Yesterday I stumbled across Joppa, founded in 1872 by slaves freed in Dallas by the emancipation proclamation. It is one of the last remaining freedman’s towns still in existence. The settlement is wedged between the trinity river, a freeway and an unforgiving rail line, difficult to access and uninviting to the outside. “Inside” is a town where the southern blackness of freed slaves has been allowed to mind its own damn business for almost 150 years, free from the ever encroaching march of “Dallas Progress” that tears down and erases history in favor of erecting facades of southern music, art, flavors, and religion while pushing the authentic voices off the land and into oblivion, AKA “further south”.

I drove through not even really understanding what the place was at the time, I was a wayward queer white girl lost in south Dallas, but I understood enough to know that I should at the very least carry love and respect in my heart as I searched for the road out. I found one of the three unmarked roads out under an imposing freeway, and looking in my rearview mirror as I passed under the overpass, I saw churches and shotgun houses and horses and muddy banks and chickens, a town bordered by train tracks, bayou and freeways, shaded by rust, textured by peeling paint and tinted by minty marshland grasses.

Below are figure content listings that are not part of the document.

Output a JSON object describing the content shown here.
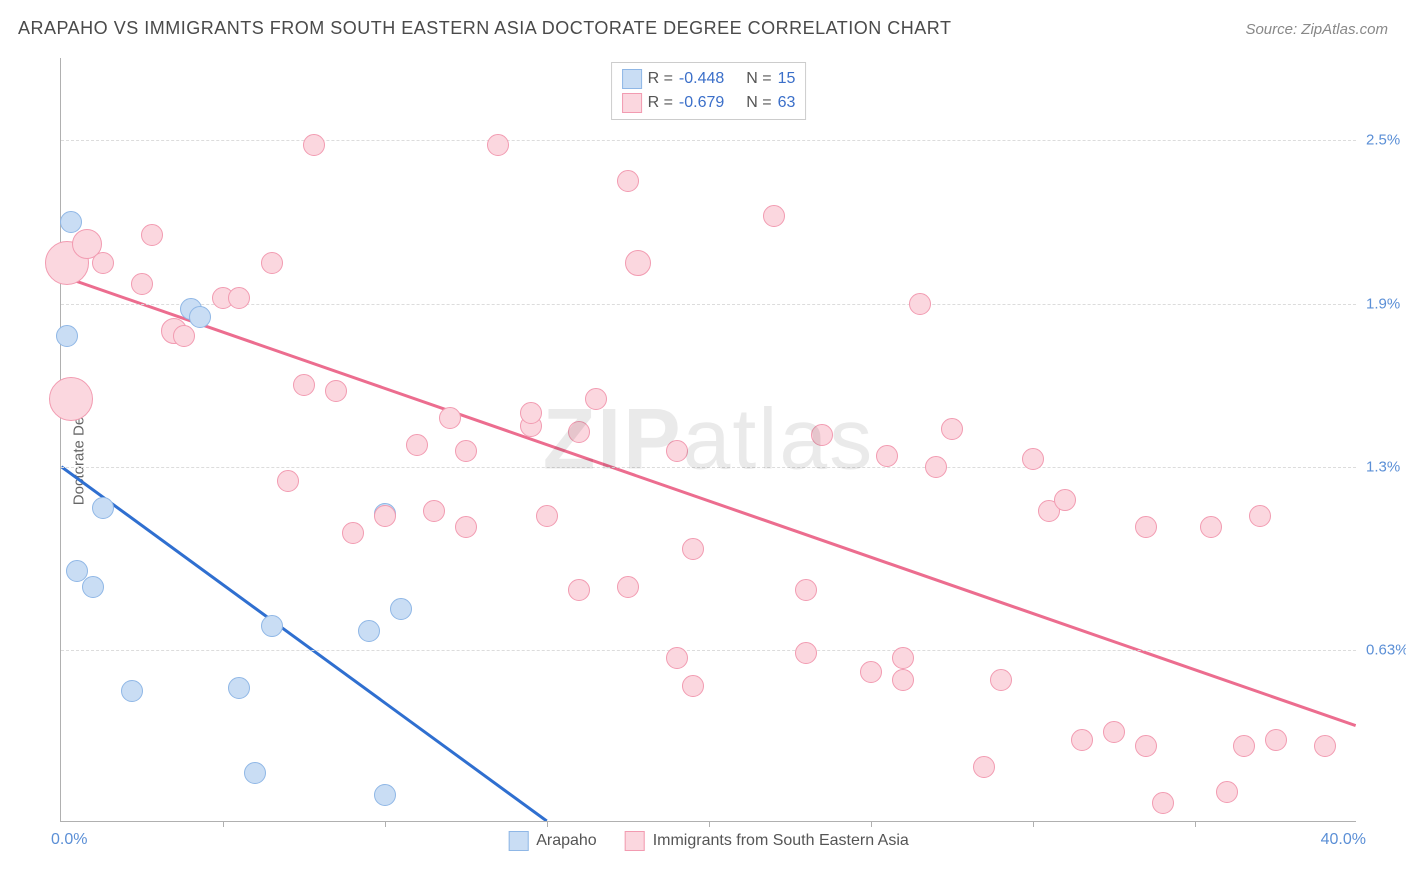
{
  "header": {
    "title": "ARAPAHO VS IMMIGRANTS FROM SOUTH EASTERN ASIA DOCTORATE DEGREE CORRELATION CHART",
    "source": "Source: ZipAtlas.com"
  },
  "watermark": "ZIPatlas",
  "chart": {
    "type": "scatter",
    "y_axis_label": "Doctorate Degree",
    "xlim": [
      0,
      40
    ],
    "ylim": [
      0,
      2.8
    ],
    "x_min_label": "0.0%",
    "x_max_label": "40.0%",
    "y_ticks": [
      {
        "v": 2.5,
        "label": "2.5%"
      },
      {
        "v": 1.9,
        "label": "1.9%"
      },
      {
        "v": 1.3,
        "label": "1.3%"
      },
      {
        "v": 0.63,
        "label": "0.63%"
      }
    ],
    "x_tick_positions": [
      5,
      10,
      15,
      20,
      25,
      30,
      35
    ],
    "background_color": "#ffffff",
    "grid_color": "#dcdcdc",
    "axis_color": "#b0b0b0",
    "tick_label_color": "#5b8fd6",
    "series": [
      {
        "key": "arapaho",
        "label": "Arapaho",
        "fill": "#c9ddf4",
        "stroke": "#8fb7e6",
        "line_color": "#2f6fd0",
        "line_width": 3,
        "r_stat": "-0.448",
        "n_stat": "15",
        "trend": {
          "x1": 0,
          "y1": 1.3,
          "x2": 15,
          "y2": 0
        },
        "points": [
          {
            "x": 0.3,
            "y": 2.2,
            "r": 11
          },
          {
            "x": 0.2,
            "y": 1.78,
            "r": 11
          },
          {
            "x": 4.0,
            "y": 1.88,
            "r": 11
          },
          {
            "x": 4.3,
            "y": 1.85,
            "r": 11
          },
          {
            "x": 1.3,
            "y": 1.15,
            "r": 11
          },
          {
            "x": 0.5,
            "y": 0.92,
            "r": 11
          },
          {
            "x": 1.0,
            "y": 0.86,
            "r": 11
          },
          {
            "x": 10.0,
            "y": 1.13,
            "r": 11
          },
          {
            "x": 2.2,
            "y": 0.48,
            "r": 11
          },
          {
            "x": 5.5,
            "y": 0.49,
            "r": 11
          },
          {
            "x": 6.5,
            "y": 0.72,
            "r": 11
          },
          {
            "x": 9.5,
            "y": 0.7,
            "r": 11
          },
          {
            "x": 10.5,
            "y": 0.78,
            "r": 11
          },
          {
            "x": 6.0,
            "y": 0.18,
            "r": 11
          },
          {
            "x": 10.0,
            "y": 0.1,
            "r": 11
          }
        ]
      },
      {
        "key": "immigrants",
        "label": "Immigrants from South Eastern Asia",
        "fill": "#fbd7df",
        "stroke": "#f29bb1",
        "line_color": "#ec6d8f",
        "line_width": 3,
        "r_stat": "-0.679",
        "n_stat": "63",
        "trend": {
          "x1": 0,
          "y1": 2.0,
          "x2": 40,
          "y2": 0.35
        },
        "points": [
          {
            "x": 0.2,
            "y": 2.05,
            "r": 22
          },
          {
            "x": 0.3,
            "y": 1.55,
            "r": 22
          },
          {
            "x": 0.8,
            "y": 2.12,
            "r": 15
          },
          {
            "x": 1.3,
            "y": 2.05,
            "r": 11
          },
          {
            "x": 2.8,
            "y": 2.15,
            "r": 11
          },
          {
            "x": 2.5,
            "y": 1.97,
            "r": 11
          },
          {
            "x": 3.5,
            "y": 1.8,
            "r": 13
          },
          {
            "x": 5.0,
            "y": 1.92,
            "r": 11
          },
          {
            "x": 5.5,
            "y": 1.92,
            "r": 11
          },
          {
            "x": 6.5,
            "y": 2.05,
            "r": 11
          },
          {
            "x": 3.8,
            "y": 1.78,
            "r": 11
          },
          {
            "x": 7.8,
            "y": 2.48,
            "r": 11
          },
          {
            "x": 13.5,
            "y": 2.48,
            "r": 11
          },
          {
            "x": 11.0,
            "y": 1.38,
            "r": 11
          },
          {
            "x": 12.5,
            "y": 1.36,
            "r": 11
          },
          {
            "x": 8.5,
            "y": 1.58,
            "r": 11
          },
          {
            "x": 7.5,
            "y": 1.6,
            "r": 11
          },
          {
            "x": 7.0,
            "y": 1.25,
            "r": 11
          },
          {
            "x": 10.0,
            "y": 1.12,
            "r": 11
          },
          {
            "x": 9.0,
            "y": 1.06,
            "r": 11
          },
          {
            "x": 11.5,
            "y": 1.14,
            "r": 11
          },
          {
            "x": 12.5,
            "y": 1.08,
            "r": 11
          },
          {
            "x": 12.0,
            "y": 1.48,
            "r": 11
          },
          {
            "x": 14.5,
            "y": 1.45,
            "r": 11
          },
          {
            "x": 14.5,
            "y": 1.5,
            "r": 11
          },
          {
            "x": 15.0,
            "y": 1.12,
            "r": 11
          },
          {
            "x": 16.0,
            "y": 1.43,
            "r": 11
          },
          {
            "x": 16.5,
            "y": 1.55,
            "r": 11
          },
          {
            "x": 17.5,
            "y": 2.35,
            "r": 11
          },
          {
            "x": 17.8,
            "y": 2.05,
            "r": 13
          },
          {
            "x": 19.0,
            "y": 1.36,
            "r": 11
          },
          {
            "x": 17.5,
            "y": 0.86,
            "r": 11
          },
          {
            "x": 16.0,
            "y": 0.85,
            "r": 11
          },
          {
            "x": 19.5,
            "y": 1.0,
            "r": 11
          },
          {
            "x": 19.0,
            "y": 0.6,
            "r": 11
          },
          {
            "x": 19.5,
            "y": 0.5,
            "r": 11
          },
          {
            "x": 22.0,
            "y": 2.22,
            "r": 11
          },
          {
            "x": 23.0,
            "y": 0.85,
            "r": 11
          },
          {
            "x": 23.0,
            "y": 0.62,
            "r": 11
          },
          {
            "x": 23.5,
            "y": 1.42,
            "r": 11
          },
          {
            "x": 25.0,
            "y": 0.55,
            "r": 11
          },
          {
            "x": 25.5,
            "y": 1.34,
            "r": 11
          },
          {
            "x": 26.0,
            "y": 0.52,
            "r": 11
          },
          {
            "x": 26.0,
            "y": 0.6,
            "r": 11
          },
          {
            "x": 26.5,
            "y": 1.9,
            "r": 11
          },
          {
            "x": 27.5,
            "y": 1.44,
            "r": 11
          },
          {
            "x": 27.0,
            "y": 1.3,
            "r": 11
          },
          {
            "x": 28.5,
            "y": 0.2,
            "r": 11
          },
          {
            "x": 29.0,
            "y": 0.52,
            "r": 11
          },
          {
            "x": 30.0,
            "y": 1.33,
            "r": 11
          },
          {
            "x": 30.5,
            "y": 1.14,
            "r": 11
          },
          {
            "x": 31.0,
            "y": 1.18,
            "r": 11
          },
          {
            "x": 31.5,
            "y": 0.3,
            "r": 11
          },
          {
            "x": 32.5,
            "y": 0.33,
            "r": 11
          },
          {
            "x": 33.5,
            "y": 0.28,
            "r": 11
          },
          {
            "x": 33.5,
            "y": 1.08,
            "r": 11
          },
          {
            "x": 34.0,
            "y": 0.07,
            "r": 11
          },
          {
            "x": 35.5,
            "y": 1.08,
            "r": 11
          },
          {
            "x": 36.0,
            "y": 0.11,
            "r": 11
          },
          {
            "x": 36.5,
            "y": 0.28,
            "r": 11
          },
          {
            "x": 37.0,
            "y": 1.12,
            "r": 11
          },
          {
            "x": 37.5,
            "y": 0.3,
            "r": 11
          },
          {
            "x": 39.0,
            "y": 0.28,
            "r": 11
          }
        ]
      }
    ]
  },
  "legend_labels": {
    "r_prefix": "R = ",
    "n_prefix": "N = "
  }
}
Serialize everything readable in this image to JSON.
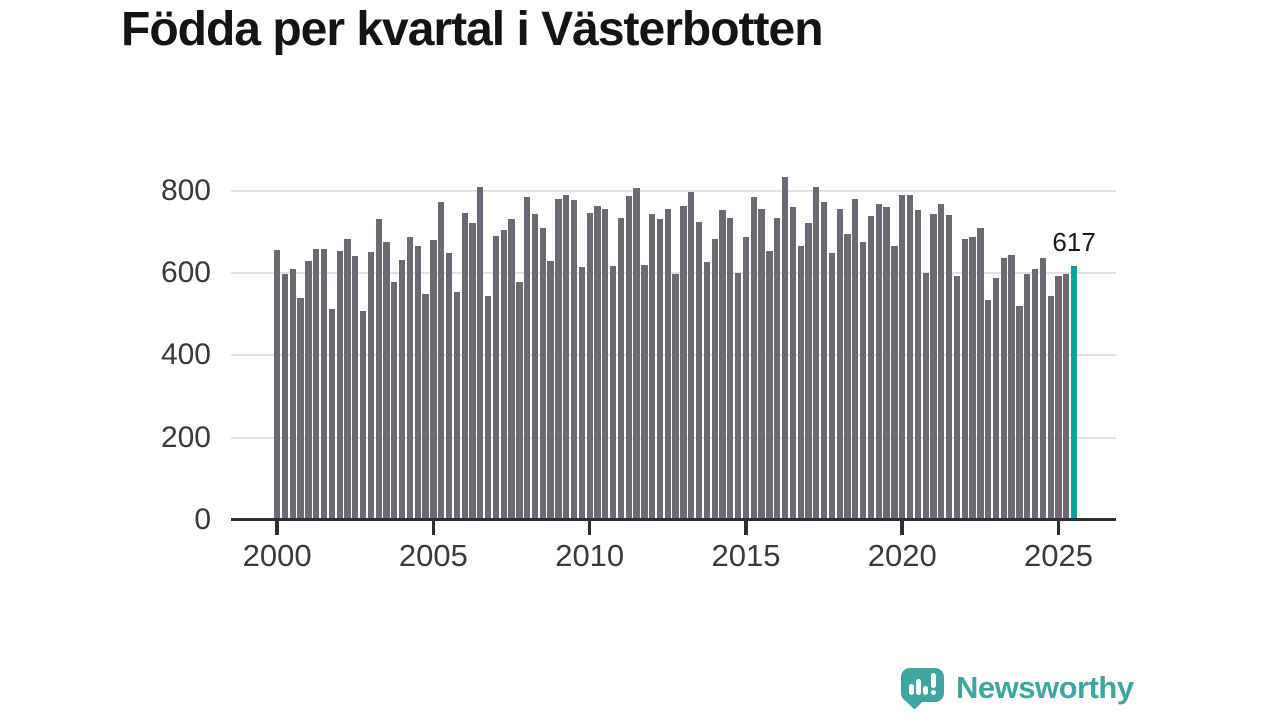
{
  "title": "Födda per kvartal i Västerbotten",
  "annotation": {
    "label": "617"
  },
  "branding": {
    "name": "Newsworthy",
    "icon": "newsworthy-speech-bubble-bar-chart-icon"
  },
  "colors": {
    "bar": "#6a6a72",
    "highlight": "#0ea39a",
    "grid": "#e1e1e1",
    "axis": "#2f2f2f",
    "tick_label": "#3a3a3a",
    "title": "#141414",
    "logo": "#3ea69e"
  },
  "chart_data": {
    "type": "bar",
    "title": "Födda per kvartal i Västerbotten",
    "xlabel": "",
    "ylabel": "",
    "frequency": "quarterly",
    "x_start": "2000Q1",
    "x_end": "2025Q3",
    "ylim": [
      0,
      860
    ],
    "grid": "horizontal",
    "legend": "none",
    "highlight_last_bar": true,
    "last_value_label": "617",
    "y_ticks": [
      0,
      200,
      400,
      600,
      800
    ],
    "y_tick_labels": [
      "0",
      "200",
      "400",
      "600",
      "800"
    ],
    "x_tick_labels": [
      "2000",
      "2005",
      "2010",
      "2015",
      "2020",
      "2025"
    ],
    "x_tick_indices": [
      0,
      20,
      40,
      60,
      80,
      100
    ],
    "x": [
      "2000Q1",
      "2000Q2",
      "2000Q3",
      "2000Q4",
      "2001Q1",
      "2001Q2",
      "2001Q3",
      "2001Q4",
      "2002Q1",
      "2002Q2",
      "2002Q3",
      "2002Q4",
      "2003Q1",
      "2003Q2",
      "2003Q3",
      "2003Q4",
      "2004Q1",
      "2004Q2",
      "2004Q3",
      "2004Q4",
      "2005Q1",
      "2005Q2",
      "2005Q3",
      "2005Q4",
      "2006Q1",
      "2006Q2",
      "2006Q3",
      "2006Q4",
      "2007Q1",
      "2007Q2",
      "2007Q3",
      "2007Q4",
      "2008Q1",
      "2008Q2",
      "2008Q3",
      "2008Q4",
      "2009Q1",
      "2009Q2",
      "2009Q3",
      "2009Q4",
      "2010Q1",
      "2010Q2",
      "2010Q3",
      "2010Q4",
      "2011Q1",
      "2011Q2",
      "2011Q3",
      "2011Q4",
      "2012Q1",
      "2012Q2",
      "2012Q3",
      "2012Q4",
      "2013Q1",
      "2013Q2",
      "2013Q3",
      "2013Q4",
      "2014Q1",
      "2014Q2",
      "2014Q3",
      "2014Q4",
      "2015Q1",
      "2015Q2",
      "2015Q3",
      "2015Q4",
      "2016Q1",
      "2016Q2",
      "2016Q3",
      "2016Q4",
      "2017Q1",
      "2017Q2",
      "2017Q3",
      "2017Q4",
      "2018Q1",
      "2018Q2",
      "2018Q3",
      "2018Q4",
      "2019Q1",
      "2019Q2",
      "2019Q3",
      "2019Q4",
      "2020Q1",
      "2020Q2",
      "2020Q3",
      "2020Q4",
      "2021Q1",
      "2021Q2",
      "2021Q3",
      "2021Q4",
      "2022Q1",
      "2022Q2",
      "2022Q3",
      "2022Q4",
      "2023Q1",
      "2023Q2",
      "2023Q3",
      "2023Q4",
      "2024Q1",
      "2024Q2",
      "2024Q3",
      "2024Q4",
      "2025Q1",
      "2025Q2",
      "2025Q3"
    ],
    "values": [
      656,
      598,
      610,
      540,
      630,
      659,
      659,
      513,
      655,
      684,
      642,
      509,
      652,
      731,
      675,
      578,
      633,
      687,
      667,
      550,
      681,
      774,
      650,
      555,
      747,
      722,
      810,
      545,
      691,
      705,
      731,
      579,
      784,
      743,
      709,
      629,
      780,
      790,
      778,
      614,
      747,
      764,
      755,
      618,
      733,
      788,
      808,
      620,
      745,
      731,
      757,
      598,
      764,
      798,
      725,
      628,
      684,
      753,
      733,
      600,
      689,
      784,
      757,
      655,
      733,
      834,
      762,
      667,
      722,
      810,
      774,
      648,
      757,
      695,
      781,
      676,
      739,
      769,
      760,
      667,
      790,
      790,
      753,
      600,
      745,
      768,
      741,
      594,
      684,
      688,
      709,
      535,
      589,
      636,
      644,
      520,
      599,
      609,
      638,
      544,
      593,
      599,
      617
    ]
  }
}
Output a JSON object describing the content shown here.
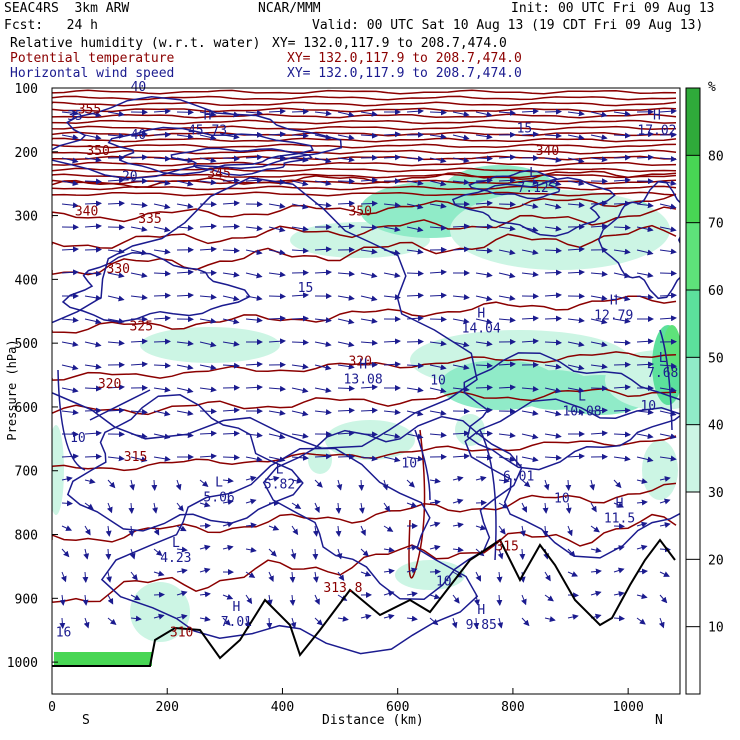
{
  "header": {
    "model": "SEAC4RS  3km ARW",
    "org": "NCAR/MMM",
    "init": "Init: 00 UTC Fri 09 Aug 13",
    "fcst": "Fcst:   24 h",
    "valid": "Valid: 00 UTC Sat 10 Aug 13 (19 CDT Fri 09 Aug 13)"
  },
  "legend": [
    {
      "name": "Relative humidity (w.r.t. water)",
      "xy": "XY= 132.0,117.9 to 208.7,474.0",
      "color": "#000000"
    },
    {
      "name": "Potential temperature",
      "xy": "XY= 132.0,117.9 to 208.7,474.0",
      "color": "#8b0000"
    },
    {
      "name": "Horizontal wind speed",
      "xy": "XY= 132.0,117.9 to 208.7,474.0",
      "color": "#1b1b8f"
    }
  ],
  "chart_data": {
    "type": "heatmap",
    "xlabel": "Distance (km)",
    "ylabel": "Pressure (hPa)",
    "x_end_labels": {
      "left": "S",
      "right": "N"
    },
    "xlim": [
      0,
      1090
    ],
    "ylim": [
      1050,
      100
    ],
    "x_ticks": [
      0,
      200,
      400,
      600,
      800,
      1000
    ],
    "y_ticks": [
      100,
      200,
      300,
      400,
      500,
      600,
      700,
      800,
      900,
      1000
    ],
    "colorbar": {
      "unit": "%",
      "ticks": [
        10,
        20,
        30,
        40,
        50,
        60,
        70,
        80
      ],
      "levels": [
        {
          "from": 30,
          "to": 40,
          "color": "#ccf5e4"
        },
        {
          "from": 40,
          "to": 50,
          "color": "#90ebc8"
        },
        {
          "from": 50,
          "to": 60,
          "color": "#5ce09c"
        },
        {
          "from": 60,
          "to": 70,
          "color": "#5ee27a"
        },
        {
          "from": 70,
          "to": 80,
          "color": "#48d654"
        },
        {
          "from": 80,
          "to": 90,
          "color": "#2faa3a"
        }
      ]
    },
    "theta_labels": [
      {
        "text": "355",
        "x": 65,
        "p": 140
      },
      {
        "text": "350",
        "x": 80,
        "p": 205
      },
      {
        "text": "345",
        "x": 290,
        "p": 240
      },
      {
        "text": "340",
        "x": 60,
        "p": 300
      },
      {
        "text": "335",
        "x": 170,
        "p": 312
      },
      {
        "text": "330",
        "x": 115,
        "p": 390
      },
      {
        "text": "325",
        "x": 155,
        "p": 480
      },
      {
        "text": "320",
        "x": 100,
        "p": 570
      },
      {
        "text": "315",
        "x": 145,
        "p": 685
      },
      {
        "text": "320",
        "x": 535,
        "p": 535
      },
      {
        "text": "340",
        "x": 860,
        "p": 205
      },
      {
        "text": "315",
        "x": 790,
        "p": 825
      },
      {
        "text": "313.8",
        "x": 505,
        "p": 890
      },
      {
        "text": "310",
        "x": 225,
        "p": 960
      },
      {
        "text": "350",
        "x": 535,
        "p": 300
      }
    ],
    "wind_labels": [
      {
        "text": "40",
        "x": 150,
        "p": 105
      },
      {
        "text": "35",
        "x": 40,
        "p": 150
      },
      {
        "text": "40",
        "x": 150,
        "p": 180
      },
      {
        "text": "20",
        "x": 135,
        "p": 245
      },
      {
        "text": "15",
        "x": 440,
        "p": 420
      },
      {
        "text": "15",
        "x": 820,
        "p": 170
      },
      {
        "text": "10",
        "x": 670,
        "p": 565
      },
      {
        "text": "10",
        "x": 45,
        "p": 655
      },
      {
        "text": "10",
        "x": 620,
        "p": 695
      },
      {
        "text": "10",
        "x": 885,
        "p": 750
      },
      {
        "text": "10",
        "x": 680,
        "p": 880
      },
      {
        "text": "10",
        "x": 1035,
        "p": 605
      },
      {
        "text": "16",
        "x": 20,
        "p": 960
      }
    ],
    "extrema": [
      {
        "kind": "H",
        "value": "45.73",
        "x": 270,
        "p": 170
      },
      {
        "kind": "L",
        "value": "7.12",
        "x": 835,
        "p": 260
      },
      {
        "kind": "H",
        "value": "17.02",
        "x": 1050,
        "p": 170
      },
      {
        "kind": "H",
        "value": "14.04",
        "x": 745,
        "p": 480
      },
      {
        "kind": "H",
        "value": "12.79",
        "x": 975,
        "p": 460
      },
      {
        "kind": "H",
        "value": "13.08",
        "x": 540,
        "p": 560
      },
      {
        "kind": "L",
        "value": "7.68",
        "x": 1060,
        "p": 550
      },
      {
        "kind": "L",
        "value": "10.08",
        "x": 920,
        "p": 610
      },
      {
        "kind": "L",
        "value": "5.06",
        "x": 290,
        "p": 745
      },
      {
        "kind": "L",
        "value": "5.82",
        "x": 395,
        "p": 725
      },
      {
        "kind": "L",
        "value": "6.01",
        "x": 810,
        "p": 712
      },
      {
        "kind": "L",
        "value": "4.23",
        "x": 215,
        "p": 840
      },
      {
        "kind": "H",
        "value": "7.01",
        "x": 320,
        "p": 940
      },
      {
        "kind": "H",
        "value": "11.5",
        "x": 985,
        "p": 778
      },
      {
        "kind": "H",
        "value": "9.85",
        "x": 745,
        "p": 945
      }
    ]
  }
}
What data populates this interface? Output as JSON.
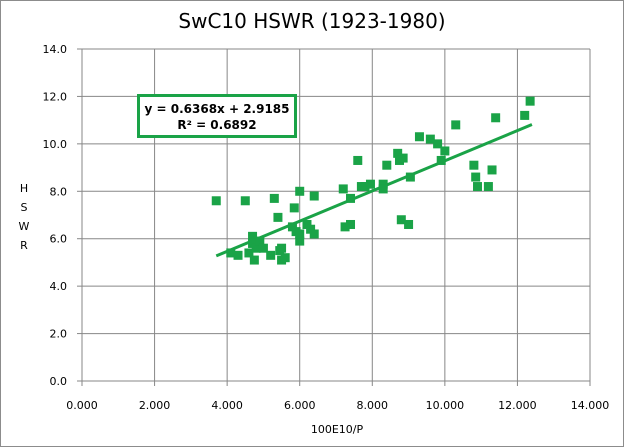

I bid farewell and pulled out onto the freeway. Milo looked at me and asked me what the place was and I decided it was time to explain to him what whiteness and blackness are, how our histories violently came together and violently diverged, how that violence cleaved south Dallas from north Dallas and how government policies create multi- generational classes that are divided by race, with white landowners still the winners and freed black women and men still working to raise their children against this tide, and how the land we were driving through is land that the people in this area have worked hard to keep, and if anything, that ought to be respected and not something white people think we can just own, that no, this is black culture in this place, that yes we are all one race under the colors of our skin, but how we live and who we are is not something that can be bought and sold on a commercial market defined by the white man’s rule, that how we all live should be held in our hearts as good and true and sometimes we should just know when to leave well enough alone without our ideas of what a place could be or should be, and instead just let a place be.

And by that point we were in Pleasant Grove, on a bearing towards Casa View where I was raised. I realized as we approached the intersection at Gus Thomason and Ferguson roads that I am, at my core, a southern reformation Protestant girl, that I can’t ever deny that no matter how worldly an air I may try to put on to cover that up; that my business ain’t in Joppa and their business has the right to remain their own business if that’s how they prefer it, that blackness is their blackness and is not here to serve me knowing my whiteness, but I already let it and in that moment of momentary regret, because I had stolen from the black people as a way of understanding more completely my whiteness, said a prayer for that place I had seen and asked the God I was raised with to forgive me for stealing their voice to know my own and to help me love better the city that gave me who I am while I waited for the arrow to give me a sign.